Em relação aos Kaingang, já ressalvamos: o esquecimento e o silêncio de muitos de
seus jogos tradicionais. Vimos pessoalmente em mais de uma oportunidade, o convite feito
por Marcos Terena aos Kaingang nos eventos que promovemos em Guarapuava e Irati. E em
outras vezes em que pessoalmente perguntei a várias lideranças Kaingang em nossas
conversas e reuniões sobre a participação deles em tais jogos, e eles me responderam sobre a
dificuldade de se montar uma “seleção”, já que são muitas as Terras Indígenas e não haveria
tempo para viabilizá-la: “tem que ser democrático”, ouvia deles.

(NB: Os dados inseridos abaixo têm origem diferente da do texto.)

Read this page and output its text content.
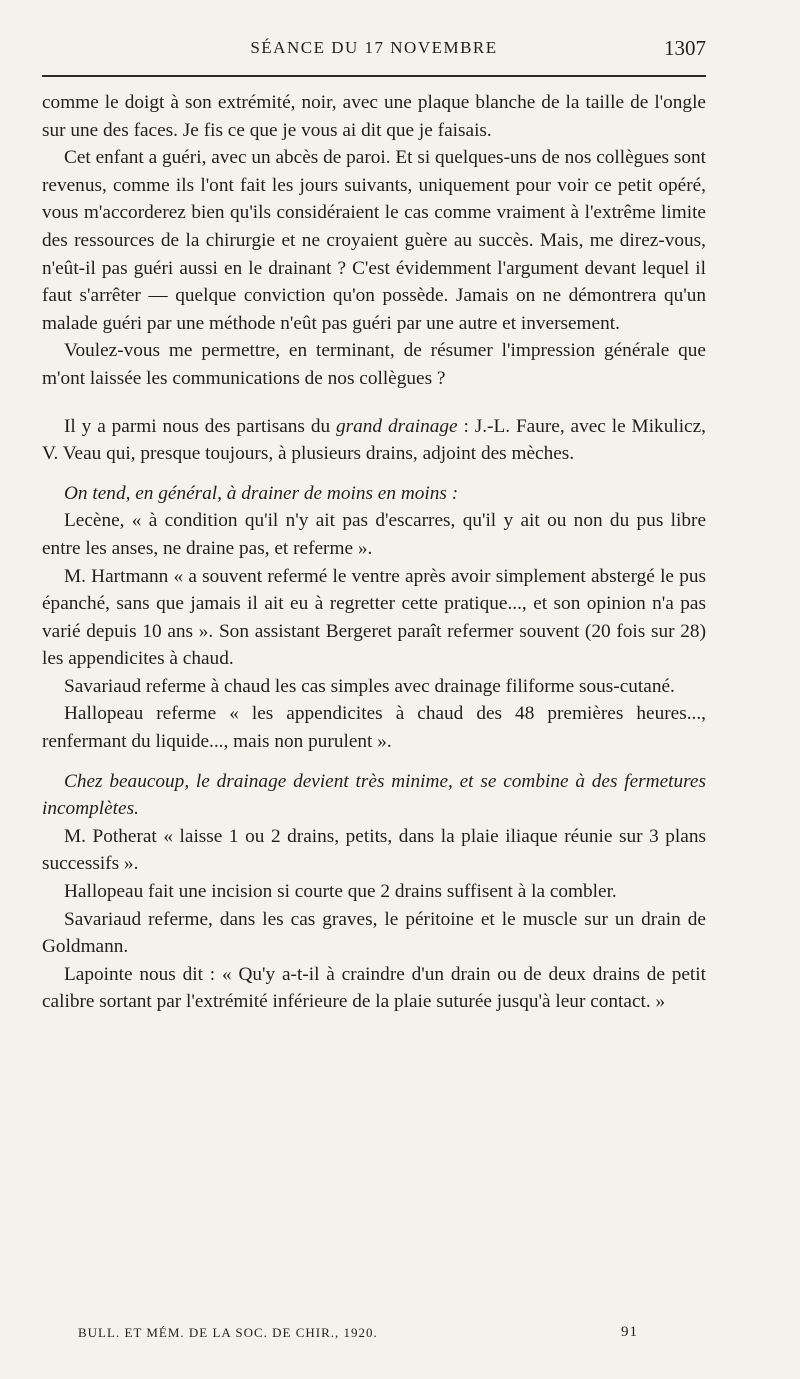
SÉANCE DU 17 NOVEMBRE	1307

comme le doigt à son extrémité, noir, avec une plaque blanche de la taille de l'ongle sur une des faces. Je fis ce que je vous ai dit que je faisais.

Cet enfant a guéri, avec un abcès de paroi. Et si quelques-uns de nos collègues sont revenus, comme ils l'ont fait les jours suivants, uniquement pour voir ce petit opéré, vous m'accorderez bien qu'ils considéraient le cas comme vraiment à l'extrême limite des ressources de la chirurgie et ne croyaient guère au succès. Mais, me direz-vous, n'eût-il pas guéri aussi en le drainant ? C'est évidemment l'argument devant lequel il faut s'arrêter — quelque conviction qu'on possède. Jamais on ne démontrera qu'un malade guéri par une méthode n'eût pas guéri par une autre et inversement.

Voulez-vous me permettre, en terminant, de résumer l'impression générale que m'ont laissée les communications de nos collègues ?

Il y a parmi nous des partisans du grand drainage : J.-L. Faure, avec le Mikulicz, V. Veau qui, presque toujours, à plusieurs drains, adjoint des mèches.

On tend, en général, à drainer de moins en moins :

Lecène, « à condition qu'il n'y ait pas d'escarres, qu'il y ait ou non du pus libre entre les anses, ne draine pas, et referme ».

M. Hartmann « a souvent refermé le ventre après avoir simplement abstergé le pus épanché, sans que jamais il ait eu à regretter cette pratique..., et son opinion n'a pas varié depuis 10 ans ». Son assistant Bergeret paraît refermer souvent (20 fois sur 28) les appendicites à chaud.

Savariaud referme à chaud les cas simples avec drainage filiforme sous-cutané.

Hallopeau referme « les appendicites à chaud des 48 premières heures..., renfermant du liquide..., mais non purulent ».

Chez beaucoup, le drainage devient très minime, et se combine à des fermetures incomplètes.

M. Potherat « laisse 1 ou 2 drains, petits, dans la plaie iliaque réunie sur 3 plans successifs ».

Hallopeau fait une incision si courte que 2 drains suffisent à la combler.

Savariaud referme, dans les cas graves, le péritoine et le muscle sur un drain de Goldmann.

Lapointe nous dit : « Qu'y a-t-il à craindre d'un drain ou de deux drains de petit calibre sortant par l'extrémité inférieure de la plaie suturée jusqu'à leur contact. »

BULL. ET MÉM. DE LA SOC. DE CHIR., 1920.	91
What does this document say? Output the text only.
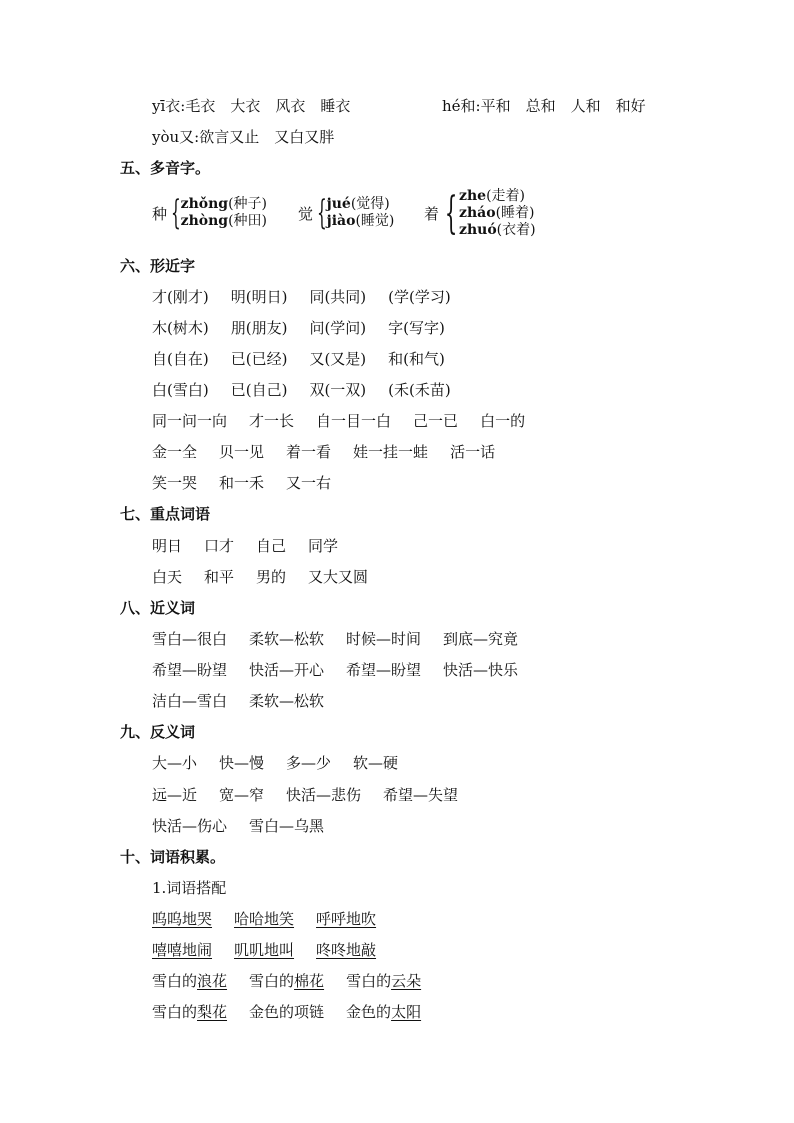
yī衣:毛衣　大衣　风衣　睡衣	hé和:平和　总和　人和　和好
yòu又:欲言又止　又白又胖
五、多音字。
种 { zhǒng(种子)
zhòng(种田) 觉 { jué(觉得)
jiào(睡觉) 着 { zhe(走着)
zháo(睡着)
zhuó(衣着)
六、形近字
才(刚才) 明(明日) 同(共同) (学(学习)
木(树木) 朋(朋友) 问(学问) 字(写字)
自(自在) 已(已经) 又(又是) 和(和气)
白(雪白) 已(自己) 双(一双) (禾(禾苗)
同一问一向 才一长 自一目一白 己一已 白一的
金一全 贝一见 着一看 娃一挂一蛙 活一话
笑一哭 和一禾 又一右
七、重点词语
明日 口才 自己 同学
白天 和平 男的 又大又圆
八、近义词
雪白—很白 柔软—松软 时候—时间 到底—究竟
希望—盼望 快活—开心 希望—盼望 快活—快乐
洁白—雪白 柔软—松软
九、反义词
大—小 快—慢 多—少 软—硬
远—近 宽—窄 快活—悲伤 希望—失望
快活—伤心 雪白—乌黑
十、词语积累。
1.词语搭配
呜呜地哭 哈哈地笑 呼呼地吹
嘻嘻地闹 叽叽地叫 咚咚地敲
雪白的浪花 雪白的棉花 雪白的云朵
雪白的梨花 金色的项链 金色的太阳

Claro, estamos falando de Futebol mais uma vez, pois a participação mais efetiva dos
Kaingang havia sido, até então, justamente no Paraná (em Guaíra) e somente no Futebol,
representados por uma aldeia de Santa Catarina. Não obstante esta singular participação em
1996, ela foi considerada pela organização dos jogos como problemática. Como lembra
Vianna (2001): “Informados de que os Kaingang do Paraná estavam planejando a realização
de protestos durante o festival de Guaíra, seus organizadores sentiram-se obrigados a cancelar
sua participação”. (www.socioambiental.org, consultado em maio de 2001).
O que me chama especialmente a atenção nas negativas Kaingang é que nota-se certo
encabulamento de seus discursos alegando não terem mais o que mostrarem em termos de
seus “jogos tradicionais”. Duplo encabulamento para dupla vergonha. A primeira que impôs
sobre os bárbaros jogos Kanjire e Pinjire, bem como muito de sua cultura ancestral e a
segunda, agora em que poderiam ter visibilidade se tornavam invisíveis e encabulados. Mas
não para sempre. Cientes da importância de participar, de ser visto e de discutir todas as
questões envolvidas nos jogos, os Kaingang participaram da última edição em 2012 (Gruppi,
2013). E não apenas com seu amado Futebol, mas com seus arcos e flechas, lanças. E como já
treinam, ainda que não tenham apresentado nesta oportunidade, corrida de toras é o jogo que
começará a ser jogado no tempo.
Tempo de jogos bem aceitos do Uri.
Sem mais os Kanjire e Pinjire de Wãxi.